Talvez as mulheres intuitivamente saibam que os homens são mais inclinados a esquecer que é sábio dar ouvidos a conselhos. Não precisamos ser intuitivos para compreender a necessidade de consultar outras pessoas em busca de conselho e sabedoria para tomar decisões importantes.
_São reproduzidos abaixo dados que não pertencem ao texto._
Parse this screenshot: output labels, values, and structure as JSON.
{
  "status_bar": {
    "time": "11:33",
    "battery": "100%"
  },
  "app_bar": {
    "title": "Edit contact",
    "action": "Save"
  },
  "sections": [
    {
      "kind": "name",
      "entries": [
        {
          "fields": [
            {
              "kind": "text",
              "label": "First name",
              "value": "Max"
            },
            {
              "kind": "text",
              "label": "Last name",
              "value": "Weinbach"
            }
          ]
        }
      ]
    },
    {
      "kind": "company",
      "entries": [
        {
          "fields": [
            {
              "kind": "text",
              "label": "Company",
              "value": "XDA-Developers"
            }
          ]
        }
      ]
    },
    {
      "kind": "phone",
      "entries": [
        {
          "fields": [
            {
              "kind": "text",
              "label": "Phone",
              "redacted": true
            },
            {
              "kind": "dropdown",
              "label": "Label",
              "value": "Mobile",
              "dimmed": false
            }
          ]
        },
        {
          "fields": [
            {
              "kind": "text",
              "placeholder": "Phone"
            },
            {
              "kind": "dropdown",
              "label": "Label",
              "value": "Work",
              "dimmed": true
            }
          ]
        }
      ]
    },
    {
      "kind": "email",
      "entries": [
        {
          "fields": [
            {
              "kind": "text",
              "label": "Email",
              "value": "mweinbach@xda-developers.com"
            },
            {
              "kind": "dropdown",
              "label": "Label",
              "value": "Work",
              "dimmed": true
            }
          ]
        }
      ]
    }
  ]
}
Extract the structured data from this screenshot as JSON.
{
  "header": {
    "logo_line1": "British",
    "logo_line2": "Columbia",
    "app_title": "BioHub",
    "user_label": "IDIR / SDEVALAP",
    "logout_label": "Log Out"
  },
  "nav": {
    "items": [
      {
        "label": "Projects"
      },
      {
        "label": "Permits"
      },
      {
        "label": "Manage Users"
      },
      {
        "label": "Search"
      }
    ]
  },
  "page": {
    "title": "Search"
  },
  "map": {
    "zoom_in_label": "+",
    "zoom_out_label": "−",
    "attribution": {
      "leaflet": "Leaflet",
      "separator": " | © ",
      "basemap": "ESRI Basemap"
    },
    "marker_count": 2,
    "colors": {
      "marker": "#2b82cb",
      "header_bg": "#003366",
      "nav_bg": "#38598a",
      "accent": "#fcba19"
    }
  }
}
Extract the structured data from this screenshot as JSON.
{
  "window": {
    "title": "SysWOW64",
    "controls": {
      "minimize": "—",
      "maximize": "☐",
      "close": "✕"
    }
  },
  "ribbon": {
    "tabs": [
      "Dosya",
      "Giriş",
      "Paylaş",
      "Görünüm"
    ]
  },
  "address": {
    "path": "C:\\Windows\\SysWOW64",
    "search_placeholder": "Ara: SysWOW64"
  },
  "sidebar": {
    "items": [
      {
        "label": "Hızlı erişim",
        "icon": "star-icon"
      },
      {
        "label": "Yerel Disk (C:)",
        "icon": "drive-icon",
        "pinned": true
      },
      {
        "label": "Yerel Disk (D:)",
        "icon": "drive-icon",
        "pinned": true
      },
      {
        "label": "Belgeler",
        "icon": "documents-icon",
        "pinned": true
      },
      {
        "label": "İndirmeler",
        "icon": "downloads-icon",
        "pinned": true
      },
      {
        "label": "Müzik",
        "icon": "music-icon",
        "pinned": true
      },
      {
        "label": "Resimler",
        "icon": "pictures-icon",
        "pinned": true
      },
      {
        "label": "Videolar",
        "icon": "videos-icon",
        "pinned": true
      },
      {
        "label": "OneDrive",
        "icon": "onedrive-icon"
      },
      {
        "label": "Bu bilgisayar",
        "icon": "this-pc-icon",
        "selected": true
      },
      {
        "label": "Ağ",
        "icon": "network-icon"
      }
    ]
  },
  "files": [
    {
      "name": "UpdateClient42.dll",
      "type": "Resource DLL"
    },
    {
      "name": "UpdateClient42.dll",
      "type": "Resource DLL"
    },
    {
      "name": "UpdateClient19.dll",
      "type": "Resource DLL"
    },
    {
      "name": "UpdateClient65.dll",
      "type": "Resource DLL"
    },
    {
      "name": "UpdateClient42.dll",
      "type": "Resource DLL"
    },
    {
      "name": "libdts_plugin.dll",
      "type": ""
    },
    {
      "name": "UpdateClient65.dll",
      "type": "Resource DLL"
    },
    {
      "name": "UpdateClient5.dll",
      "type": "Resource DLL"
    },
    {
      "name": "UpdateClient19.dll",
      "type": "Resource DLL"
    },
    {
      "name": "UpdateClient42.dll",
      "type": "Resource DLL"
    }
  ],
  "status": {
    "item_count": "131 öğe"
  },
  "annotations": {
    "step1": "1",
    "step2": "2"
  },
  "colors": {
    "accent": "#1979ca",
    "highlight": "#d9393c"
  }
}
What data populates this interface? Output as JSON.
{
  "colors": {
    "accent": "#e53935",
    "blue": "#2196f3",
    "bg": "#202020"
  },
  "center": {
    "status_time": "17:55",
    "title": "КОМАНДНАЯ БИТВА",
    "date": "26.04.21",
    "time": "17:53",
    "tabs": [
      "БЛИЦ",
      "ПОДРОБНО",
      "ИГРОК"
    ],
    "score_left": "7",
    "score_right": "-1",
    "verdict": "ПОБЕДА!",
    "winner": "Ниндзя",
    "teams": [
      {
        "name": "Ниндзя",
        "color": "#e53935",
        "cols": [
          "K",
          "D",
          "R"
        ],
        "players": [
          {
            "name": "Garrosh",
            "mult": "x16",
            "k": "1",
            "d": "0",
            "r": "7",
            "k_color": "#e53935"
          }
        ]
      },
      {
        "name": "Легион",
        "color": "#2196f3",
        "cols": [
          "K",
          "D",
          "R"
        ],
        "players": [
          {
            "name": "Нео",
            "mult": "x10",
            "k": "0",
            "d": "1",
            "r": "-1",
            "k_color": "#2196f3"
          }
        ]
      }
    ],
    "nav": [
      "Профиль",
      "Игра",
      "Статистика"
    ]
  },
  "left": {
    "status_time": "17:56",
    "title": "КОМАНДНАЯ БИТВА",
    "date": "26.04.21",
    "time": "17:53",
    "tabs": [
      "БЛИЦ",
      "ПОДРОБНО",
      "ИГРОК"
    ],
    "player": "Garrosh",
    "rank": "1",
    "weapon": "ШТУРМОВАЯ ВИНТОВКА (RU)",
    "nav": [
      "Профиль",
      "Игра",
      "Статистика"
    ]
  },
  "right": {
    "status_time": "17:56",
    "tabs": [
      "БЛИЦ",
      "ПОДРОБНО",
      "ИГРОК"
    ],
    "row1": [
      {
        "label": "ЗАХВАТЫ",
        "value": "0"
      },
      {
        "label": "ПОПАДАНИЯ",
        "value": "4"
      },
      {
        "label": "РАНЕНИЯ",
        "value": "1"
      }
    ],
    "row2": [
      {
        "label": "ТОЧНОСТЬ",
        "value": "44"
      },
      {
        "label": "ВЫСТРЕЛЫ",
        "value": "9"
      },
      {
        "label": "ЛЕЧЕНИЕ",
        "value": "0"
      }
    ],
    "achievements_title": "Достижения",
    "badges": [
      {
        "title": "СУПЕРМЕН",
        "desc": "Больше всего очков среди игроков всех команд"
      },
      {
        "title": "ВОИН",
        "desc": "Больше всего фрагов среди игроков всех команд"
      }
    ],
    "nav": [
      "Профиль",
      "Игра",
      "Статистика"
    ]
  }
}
O perigo de “decidir sozinho”. “Eu já decidi! Não venha me confundir com os fatos!” Ás vezes é esta a abordagem que adotamos na tomada de decisões, determinados a fazer o que queremos e do modo como queremos, embora empregados, colegas de trabalho, parceiros e escotistas nos aconselhem de forma diversa.

O problema de agir isoladamente. O orgulho é um problema com que todos nós lutamos de uma forma ou outra. Geralmente é o orgulho que insiste em nos fazer crer que não precisamos do suporte ou assistência dos demais. Infelizmente isso pode resultar em fracasso e mesmo desastre. Por isso, esta observação: “Se uma delas [pessoas] cai, a outra a ajuda a se levantar. Mas, se alguém está sozinho e cai, fica em má situação porque não tem ninguém que o ajude. Se faz frio, dois podem dormir juntos e se esquentar; mas um sozinho, sentirá mais frio!”

A recompensa de confiar em outros. Quando pedirmos conselhos a outros, nem sempre ouviremos o que desejamos ouvir. Porém, perspectivas diferentes, bem como o fato de ouvirmos soluções alternativas para o problema que temos que solucionar, podem produzir melhores resultados. “A associação que não tem um bom líder, certamente terá maiores dificuldades, porém ouvindo as alternativas, haverá maior chance de acertar”.

O poder de uma missão compartilhada. Há força na quantidade, nos lembra o ditado, e verdadeiramente é valioso trabalhar com outras pessoas, compartilhando talentos e experiências para um propósito comum. Da quantidade retira-se a qualidade!

Questões Para Reflexão ou Discussão:

1. Você concorda que relutância ou recusa em ouvir conselhos de outras pessoas na tomada de decisões importantes é resultado da presunção? Por quê?

2. Quando enfrenta um problema desafiador ou precisa tomar decisões importantes, você busca conselho e avalia a perspectiva de outras pessoas?

3. Você já trabalhou para líderes presunçosos? Como você se sente ao vê-los tomar decisões sem solicitar o discernimento de outros que poderia ser valioso?

4. De que maneira você poderia procurar se tornar mais aberto para receber o conselho de outras pessoas?